Chrześcijańska stolarka

Poniedziałek, XII Tydzień Zwykły, rok II, Mt 7,1-5

Albo jak możesz mówić swemu bratu: Pozwól, że usunę drzazgę z twego oka, gdy belka tkwi w twoim oku? Obłudniku, wyrzuć najpierw belkę ze swego oka, a wtedy przejrzysz, ażeby usunąć drzazgę z oka twego brata.

 

Oczywiste jest to, ze łatwiej jest nam dostrzegać słabości innych, a nad własnymi przechodzić do "porządku dziennego". Jednak sprawa słabości, błędów i krzywd i zwracanie komuś uwagi ma "podwójne dno"...
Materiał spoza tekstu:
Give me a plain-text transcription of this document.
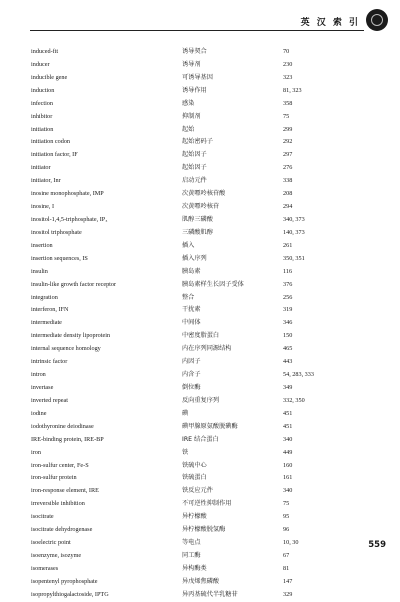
英 汉 索 引
induced-fit	诱导契合	70
inducer	诱导剂	230
inducible gene	可诱导基因	323
induction	诱导作用	81, 323
infection	感染	358
inhibitor	抑制剂	75
initiation	起始	299
initiation codon	起始密码子	292
initiation factor, IF	起始因子	297
initiator	起始因子	276
initiator, Inr	启动元件	338
inosine monophosphate, IMP	次黄嘌呤核苷酸	208
inosine, I	次黄嘌呤核苷	294
inositol-1,4,5-triphosphate, IP₃	肌醇三磷酸	340, 373
inositol triphosphate	三磷酸肌醇	140, 373
insertion	插入	261
insertion sequences, IS	插入序列	350, 351
insulin	胰岛素	116
insulin-like growth factor receptor	胰岛素样生长因子受体	376
integration	整合	256
interferon, IFN	干扰素	319
intermediate	中间体	346
intermediate density lipoprotein	中密度脂蛋白	150
internal sequence homology	内在序列同源结构	465
intrinsic factor	内因子	443
intron	内含子	54, 283, 333
invertase	倒位酶	349
inverted repeat	反向重复序列	332, 350
iodine	碘	451
iodothyronine deiodinase	碘甲腺原氨酸脱碘酶	451
IRE-binding protein, IRE-BP	IRE 结合蛋白	340
iron	铁	449
iron-sulfur center, Fe-S	铁硫中心	160
iron-sulfur protein	铁硫蛋白	161
iron-response element, IRE	铁反应元件	340
irreversible inhibition	不可逆性抑制作用	75
isocitrate	异柠檬酸	95
isocitrate dehydrogenase	异柠檬酸脱氢酶	96
isoelectric point	等电点	10, 30
isoenzyme, isozyme	同工酶	67
isomerases	异构酶类	81
isopentenyl pyrophosphate	异戊烯焦磷酸	147
isopropylthiogalactoside, IPTG	异丙基硫代半乳糖苷	329
559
Zanim zarzucę komuś jakaś wadę, czy nieodpowiednie zachowanie, muszę najpierw popatrzeć we własne sumienie, czy i ja nie postępuję podobnie... Nierzadko jest tak, że krytykowanie innych jest odbiciem moich własnych słabości.

Jest tez jednak i tak, że kto mówi: nie zwrócę mojemu bliźniemu uwagi na niewłaściwe zachowanie, bo i ja jestem słaby, grzeszny i popelniam te same grzechy. To nie ma nic wspólnego z postawą chrześcijanina, bo moje tchórzostwo tłumaczę ewangelią.